Chi scrive ritiene che sia molto più facile che le prime cannonate di un conflitto, che assumerebbe molto rapidamente le caratteristiche di uno mondiale, saranno sparate qui, invece che nello Stretto di Taiwan, in quanto la Cina, sebbene consideri l’opzione militare, continua a ritenere di avere chance per un’unificazione pacifica, secondo il principio “uno Stato due sistemi”. Principio, però, che non ha più molta validità dopo quanto accaduto a Hong Kong, dove vigeva sino a poco tempo fa. Qui Pechino ha dato una stretta illiberale che ha palesemente contravvenuto agli impegni sottoscritti, dimostrando che il dragone, una volta presa coscienza della propria forza, considera certi accordi “carta straccia” al pari dei regolamenti internazionali.

In questo c’è un’affinità di pensiero, se pur con un ordine di grandezza immensamente diverso, con la Russia.
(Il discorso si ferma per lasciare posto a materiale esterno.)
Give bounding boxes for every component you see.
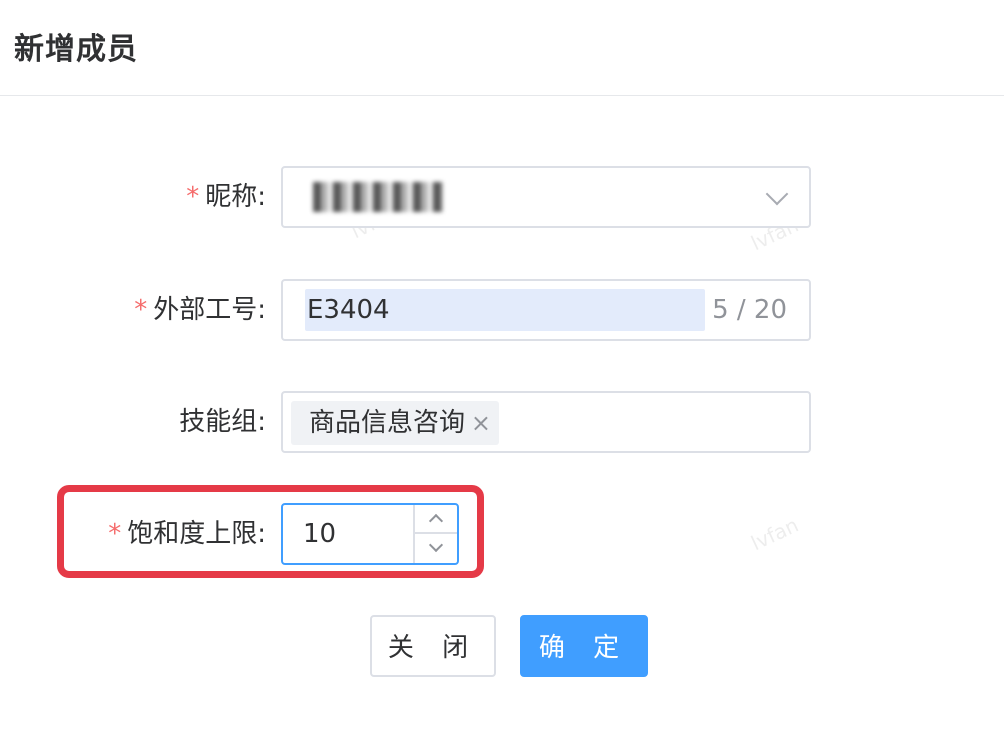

Mosca, al pari di Pechino, si sente stretta in regolamenti internazionali che considera in contrasto col proprio diritto alla sicurezza e al benessere, ma, e qui sta la grossa differenza, propone di cambiarli di concerto con la comunità internazionale, arrivando all’uso della forza solo quando non ha altra scelta (vedere caso Crimea).

Proprio la Crimea ci permette di parlare di questa strana amicizia tra Cina e Russia: le sanzioni internazionali post annessione e post conflitto nel Donbass, hanno letteralmente gettato l’orso russo tra le spire del drago cinese nonostante i tentativi dell’Occidente di cercare un “reset” che potesse instaurare un asse ovest-est passante per l’Europa da contrapporre alla crescita di Cina e India.
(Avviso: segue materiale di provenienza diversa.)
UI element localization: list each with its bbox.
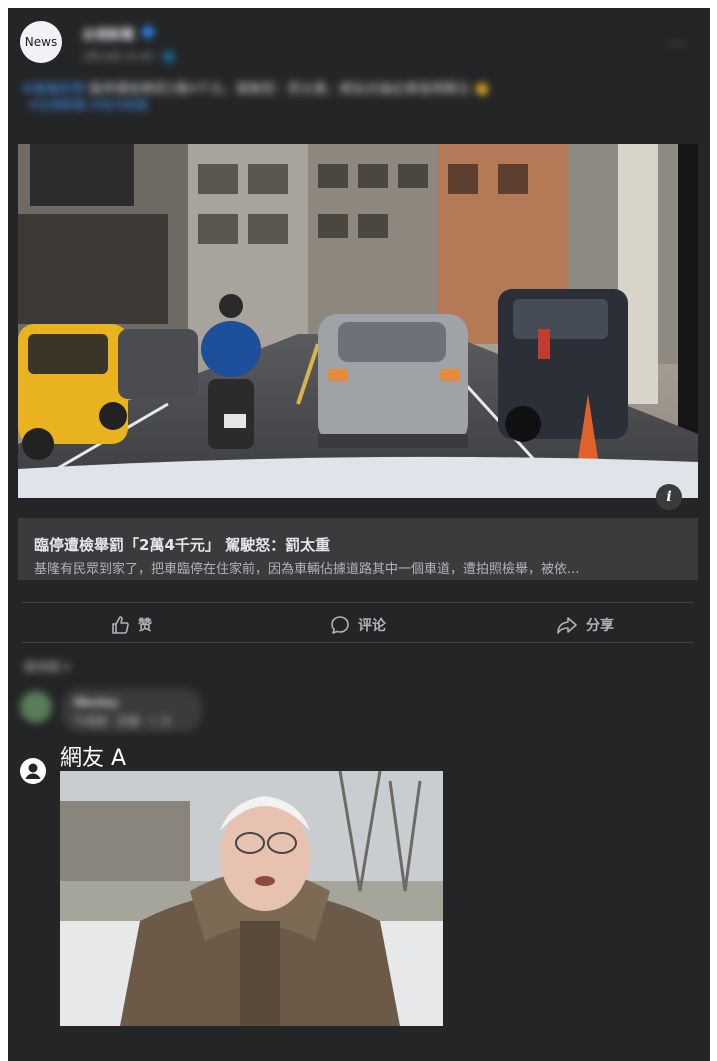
post-hashtags[interactable]: #台視新聞 #地方新聞 [28,96,148,113]
comment-bubble: Wesley 不需要 · 回覆 · 1 天 [62,688,202,732]
share-label: 分享 [586,618,614,634]
comment-bubble-icon [330,615,350,635]
post-body: 臨停遭檢舉罰2萬4千元，駕駛怒：罰太重，網友討論此事值得關注 👏 [84,82,490,97]
comment-text: 不需要 · 回覆 · 1 天 [74,715,172,728]
divider-top [22,602,694,603]
thumbs-up-icon [110,615,130,635]
page-avatar[interactable]: News [20,21,62,63]
meme-image[interactable] [60,771,443,1026]
netizen-name[interactable]: 網友 A [60,740,126,772]
comment-label: 评论 [358,618,386,634]
commenter-name[interactable]: Wesley [74,696,118,709]
verified-icon [142,26,154,38]
comment-sort-dropdown[interactable]: 最相關 ▾ [24,658,70,675]
user-avatar-icon[interactable] [20,758,46,784]
page-name[interactable]: 台視新聞 [82,24,134,43]
link-headline[interactable]: 臨停遭檢舉罰「2萬4千元」 駕駛怒：罰太重 [34,534,330,555]
info-icon[interactable]: i [656,484,682,510]
more-options-button[interactable]: ··· [668,34,686,53]
link-snippet: 基隆有民眾到家了，把車臨停在住家前，因為車輛佔據道路其中一個車道，遭拍照檢舉，被… [34,562,580,577]
news-photo[interactable] [18,144,698,498]
like-label: 赞 [138,618,152,634]
post-text: #基隆民眾 臨停遭檢舉罰2萬4千元，駕駛怒：罰太重，網友討論此事值得關注 👏 [22,78,490,97]
hashtag-link[interactable]: #基隆民眾 [22,82,85,97]
avatar-label: News [24,35,58,49]
share-arrow-icon [556,615,578,635]
post-timestamp[interactable]: 1月14日 21:43 · 🌐 [82,48,175,63]
share-button[interactable]: 分享 [556,612,614,638]
comment-button[interactable]: 评论 [330,612,386,638]
post-card: News 台視新聞 1月14日 21:43 · 🌐 ··· #基隆民眾 臨停遭檢… [8,8,710,1061]
link-preview[interactable]: 臨停遭檢舉罰「2萬4千元」 駕駛怒：罰太重 基隆有民眾到家了，把車臨停在住家前，… [18,518,698,580]
commenter-avatar[interactable] [20,691,52,723]
divider-bottom [22,642,694,643]
like-button[interactable]: 赞 [110,612,152,638]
Tentativi fallimentari perché partivano sempre da un presupposto di superiorità dell’Occidente e perché a Mosca non si è mai del tutto voluto venire a patti dopo il disastro degli anni post dissoluzione dell’Unione Sovietica. Oggi quindi Mosca si trova a dover, forzatamente, guardare a Pechino: nei primi tre trimestri di quest’anno, il commercio tra Russia e Cina è aumentato del 29,8% su base annua, ammontando a 102,529 miliardi di dollari di scambi. In particolare le esportazioni verso la Russia nel periodo gennaio-settembre sono aumentate del 32,4% (47,401 miliardi di dollari), mentre le importazioni di beni e servizi russi sono aumentate del 27,6% (55,128 miliardi di dollari) facendo quindi registrare un saldo positivo per Mosca.
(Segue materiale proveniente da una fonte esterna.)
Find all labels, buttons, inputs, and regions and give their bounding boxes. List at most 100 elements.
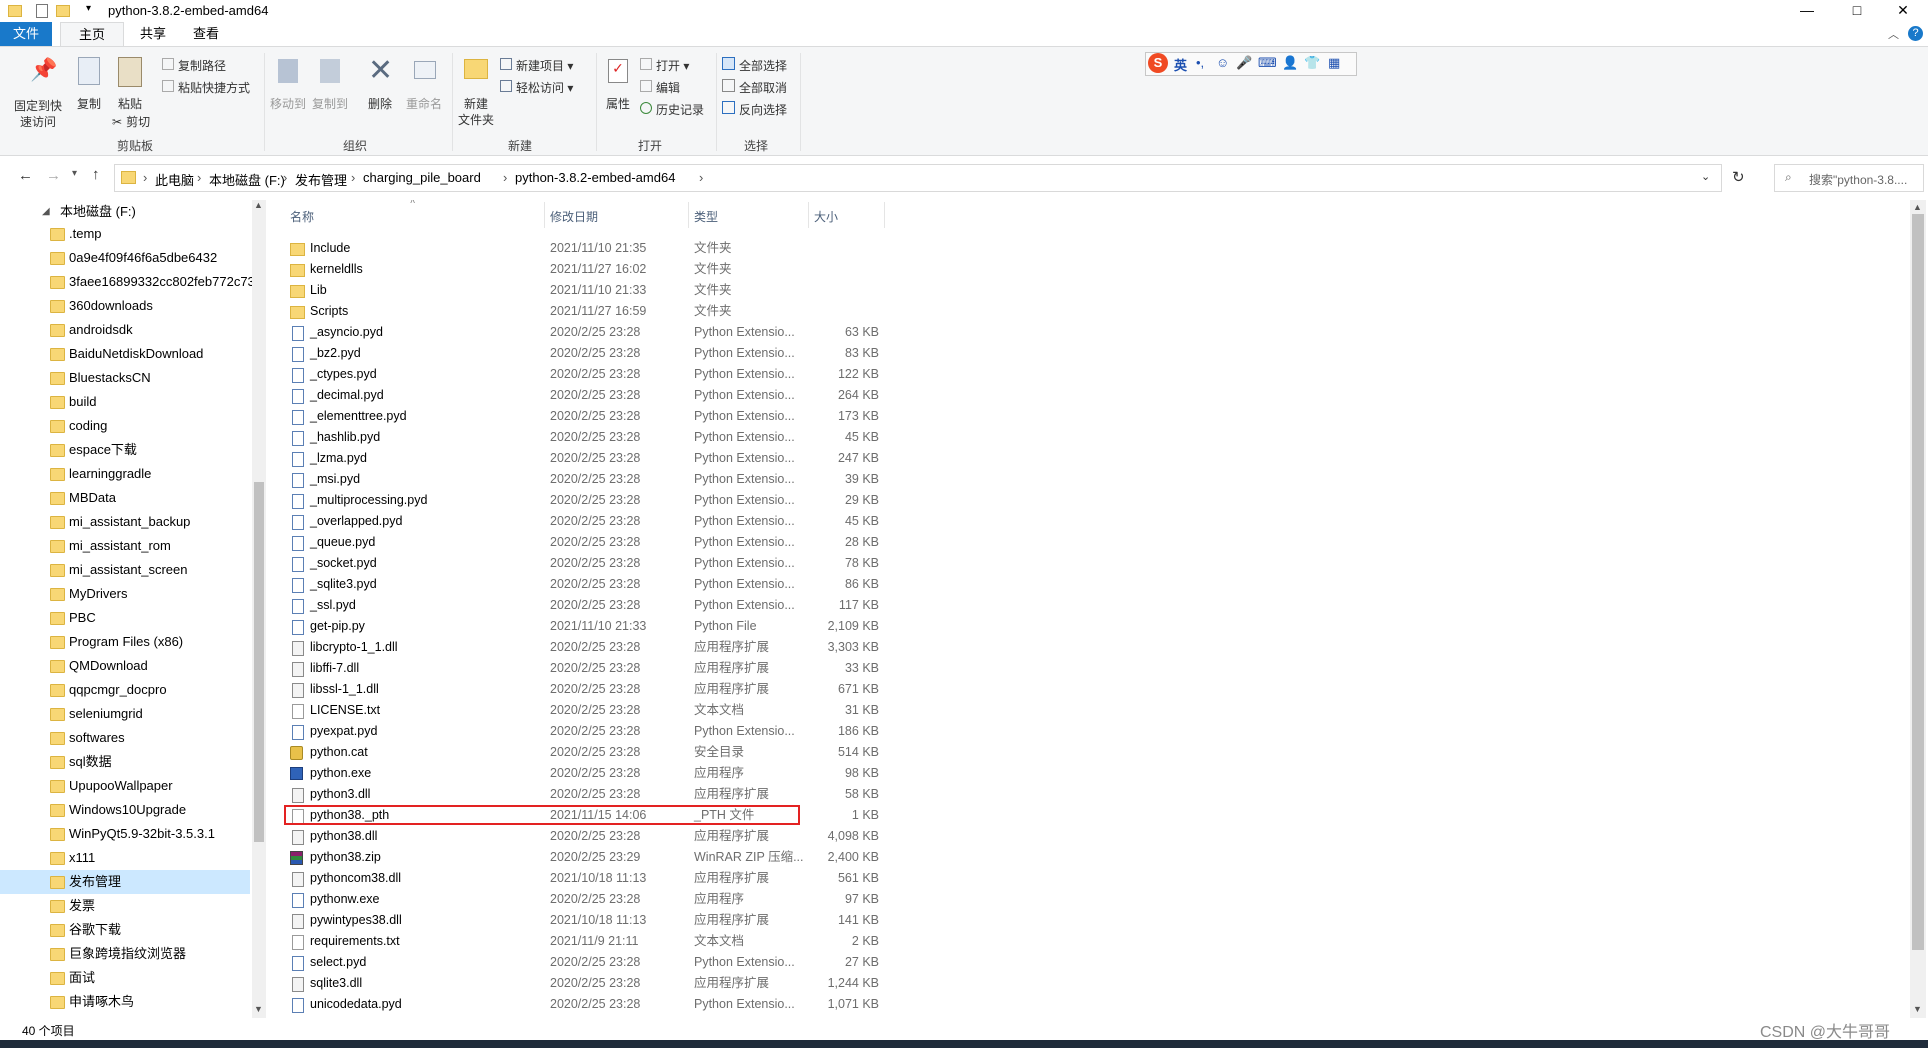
- emoji-icon[interactable]: ☺: [1216, 55, 1229, 70]
- skin-icon[interactable]: 👕: [1304, 55, 1320, 71]
- nav-folder-item[interactable]: MBData: [0, 486, 250, 510]
- file-row[interactable]: select.pyd 2020/2/25 23:28 Python Extensio…: [284, 952, 904, 973]
- nav-folder-item[interactable]: softwares: [0, 726, 250, 750]
- file-row[interactable]: _ssl.pyd 2020/2/25 23:28 Python Extensio..…: [284, 595, 904, 616]
- invert-selection-button[interactable]: 反向选择: [722, 101, 787, 118]
- file-row[interactable]: get-pip.py 2021/11/10 21:33 Python File 2,1…: [284, 616, 904, 637]
- nav-folder-item[interactable]: espace下载: [0, 438, 250, 462]
- maximize-button[interactable]: □: [1834, 0, 1880, 22]
- collapse-ribbon-icon[interactable]: ︿: [1888, 26, 1899, 42]
- file-row[interactable]: python3.dll 2020/2/25 23:28 应用程序扩展 58 KB: [284, 784, 904, 805]
- nav-folder-item[interactable]: x111: [0, 846, 250, 870]
- file-row[interactable]: python38._pth 2021/11/15 14:06 _PTH 文件 1 KB: [284, 805, 904, 826]
- select-none-button[interactable]: 全部取消: [722, 79, 787, 96]
- file-row[interactable]: python38.zip 2020/2/25 23:29 WinRAR ZIP 压缩…: [284, 847, 904, 868]
- select-all-button[interactable]: 全部选择: [722, 57, 787, 74]
- column-header-type[interactable]: 类型: [694, 208, 718, 225]
- search-box[interactable]: ⌕ 搜索"python-3.8....: [1774, 164, 1924, 192]
- pin-quick-access-button[interactable]: 📌 固定到快 速访问: [8, 51, 68, 133]
- punctuation-icon[interactable]: •,: [1196, 55, 1204, 70]
- file-row[interactable]: Scripts 2021/11/27 16:59 文件夹: [284, 301, 904, 322]
- file-row[interactable]: sqlite3.dll 2020/2/25 23:28 应用程序扩展 1,244 KB: [284, 973, 904, 994]
- file-row[interactable]: LICENSE.txt 2020/2/25 23:28 文本文档 31 KB: [284, 700, 904, 721]
- new-folder-quick-icon[interactable]: [56, 5, 70, 17]
- file-row[interactable]: python38.dll 2020/2/25 23:28 应用程序扩展 4,098 K…: [284, 826, 904, 847]
- nav-scrollbar[interactable]: ▲ ▼: [252, 200, 266, 1018]
- copy-to-button[interactable]: 复制到: [310, 51, 350, 131]
- file-row[interactable]: _lzma.pyd 2020/2/25 23:28 Python Extensio.…: [284, 448, 904, 469]
- nav-folder-item[interactable]: 巨象跨境指纹浏览器: [0, 942, 250, 966]
- tab-view[interactable]: 查看: [180, 22, 232, 46]
- file-row[interactable]: kerneldlls 2021/11/27 16:02 文件夹: [284, 259, 904, 280]
- column-header-name[interactable]: 名称: [290, 208, 314, 225]
- nav-folder-item[interactable]: 面试: [0, 966, 250, 990]
- file-row[interactable]: python.cat 2020/2/25 23:28 安全目录 514 KB: [284, 742, 904, 763]
- paste-button[interactable]: 粘贴: [110, 51, 150, 111]
- rename-button[interactable]: 重命名: [402, 51, 446, 131]
- tab-home[interactable]: 主页: [60, 22, 124, 46]
- ime-toolbar[interactable]: S 英 •, ☺ 🎤 ⌨ 👤 👕 ▦: [1145, 52, 1357, 76]
- nav-folder-item[interactable]: learninggradle: [0, 462, 250, 486]
- user-icon[interactable]: 👤: [1282, 55, 1298, 71]
- toolbox-icon[interactable]: ▦: [1328, 55, 1340, 71]
- keyboard-icon[interactable]: ⌨: [1258, 55, 1277, 71]
- scroll-up-icon[interactable]: ▲: [1913, 202, 1922, 212]
- move-to-button[interactable]: 移动到: [268, 51, 308, 131]
- file-row[interactable]: pythoncom38.dll 2021/10/18 11:13 应用程序扩展 561…: [284, 868, 904, 889]
- file-row[interactable]: unicodedata.pyd 2020/2/25 23:28 Python Ext…: [284, 994, 904, 1015]
- column-divider[interactable]: [688, 202, 689, 228]
- scroll-thumb[interactable]: [254, 482, 264, 842]
- nav-folder-item[interactable]: UpupooWallpaper: [0, 774, 250, 798]
- back-arrow-icon[interactable]: ←: [18, 167, 33, 184]
- copy-path-button[interactable]: 复制路径: [162, 57, 226, 74]
- file-row[interactable]: _asyncio.pyd 2020/2/25 23:28 Python Extens…: [284, 322, 904, 343]
- cut-button[interactable]: ✂ 剪切: [112, 113, 150, 130]
- properties-quick-icon[interactable]: [36, 4, 48, 18]
- breadcrumb-drive-f[interactable]: 本地磁盘 (F:): [209, 170, 285, 189]
- tab-file[interactable]: 文件: [0, 22, 52, 46]
- nav-folder-item[interactable]: 发布管理: [0, 870, 250, 894]
- breadcrumb-release[interactable]: 发布管理: [295, 170, 347, 189]
- file-row[interactable]: pyexpat.pyd 2020/2/25 23:28 Python Extensi…: [284, 721, 904, 742]
- file-row[interactable]: requirements.txt 2021/11/9 21:11 文本文档 2 KB: [284, 931, 904, 952]
- ime-language-toggle[interactable]: 英: [1174, 55, 1187, 74]
- file-row[interactable]: _msi.pyd 2020/2/25 23:28 Python Extensio..…: [284, 469, 904, 490]
- file-row[interactable]: _sqlite3.pyd 2020/2/25 23:28 Python Extens…: [284, 574, 904, 595]
- nav-folder-item[interactable]: 0a9e4f09f46f6a5dbe6432: [0, 246, 250, 270]
- nav-folder-item[interactable]: sql数据: [0, 750, 250, 774]
- file-row[interactable]: python.exe 2020/2/25 23:28 应用程序 98 KB: [284, 763, 904, 784]
- edit-button[interactable]: 编辑: [640, 79, 680, 96]
- nav-folder-item[interactable]: seleniumgrid: [0, 702, 250, 726]
- nav-drive-f[interactable]: ◢ 本地磁盘 (F:): [0, 200, 250, 224]
- forward-arrow-icon[interactable]: →: [46, 167, 61, 184]
- file-row[interactable]: _hashlib.pyd 2020/2/25 23:28 Python Extens…: [284, 427, 904, 448]
- nav-folder-item[interactable]: Windows10Upgrade: [0, 798, 250, 822]
- breadcrumb-current-folder[interactable]: python-3.8.2-embed-amd64: [515, 170, 675, 185]
- nav-folder-item[interactable]: 谷歌下载: [0, 918, 250, 942]
- column-divider[interactable]: [544, 202, 545, 228]
- file-row[interactable]: _bz2.pyd 2020/2/25 23:28 Python Extensio..…: [284, 343, 904, 364]
- nav-folder-item[interactable]: androidsdk: [0, 318, 250, 342]
- file-row[interactable]: _ctypes.pyd 2020/2/25 23:28 Python Extensi…: [284, 364, 904, 385]
- expand-chevron-icon[interactable]: ◢: [42, 200, 50, 224]
- nav-folder-item[interactable]: mi_assistant_backup: [0, 510, 250, 534]
- nav-folder-item[interactable]: 3faee16899332cc802feb772c73: [0, 270, 255, 294]
- file-row[interactable]: _socket.pyd 2020/2/25 23:28 Python Extensi…: [284, 553, 904, 574]
- file-row[interactable]: _multiprocessing.pyd 2020/2/25 23:28 Pytho…: [284, 490, 904, 511]
- nav-folder-item[interactable]: 发票: [0, 894, 250, 918]
- refresh-icon[interactable]: ↻: [1732, 168, 1745, 186]
- file-row[interactable]: libcrypto-1_1.dll 2020/2/25 23:28 应用程序扩展 3,…: [284, 637, 904, 658]
- open-button[interactable]: 打开 ▾: [640, 57, 689, 74]
- help-icon[interactable]: ?: [1908, 26, 1923, 41]
- address-bar[interactable]: › 此电脑 › 本地磁盘 (F:) › 发布管理 › charging_pile…: [114, 164, 1722, 192]
- nav-folder-item[interactable]: WinPyQt5.9-32bit-3.5.3.1: [0, 822, 250, 846]
- breadcrumb-charging-pile-board[interactable]: charging_pile_board: [363, 170, 481, 185]
- scroll-down-icon[interactable]: ▼: [1913, 1004, 1922, 1014]
- minimize-button[interactable]: —: [1784, 0, 1830, 22]
- nav-folder-item[interactable]: MyDrivers: [0, 582, 250, 606]
- nav-folder-item[interactable]: coding: [0, 414, 250, 438]
- nav-folder-item[interactable]: QMDownload: [0, 654, 250, 678]
- file-row[interactable]: Lib 2021/11/10 21:33 文件夹: [284, 280, 904, 301]
- column-divider[interactable]: [884, 202, 885, 228]
- nav-folder-item[interactable]: build: [0, 390, 250, 414]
Questo spiega perché, qualche giorno fa, Sergej Lavrov, il ministro degli Esteri del Cremlino, abbia esplicitamente detto che “la Russia vede Taiwan come parte della Repubblica popolare cinese” appiattendosi quindi sulla visione di Pechino, ma più ancora staccandosi nettamente da ogni possibile visione (ambigua) statunitense.

Le pedine si stanno muovendo sulla scacchiera, il cronometro corre, la partita che si sta giocando non riguarda solo il futuro di Taiwan o del Mar Cinese Meridionale, ma la definizione delle future regole internazionali, e sappiamo bene qual è l’unico modo di cambiarle se non si trova un accordo seduti intorno a un tavolo.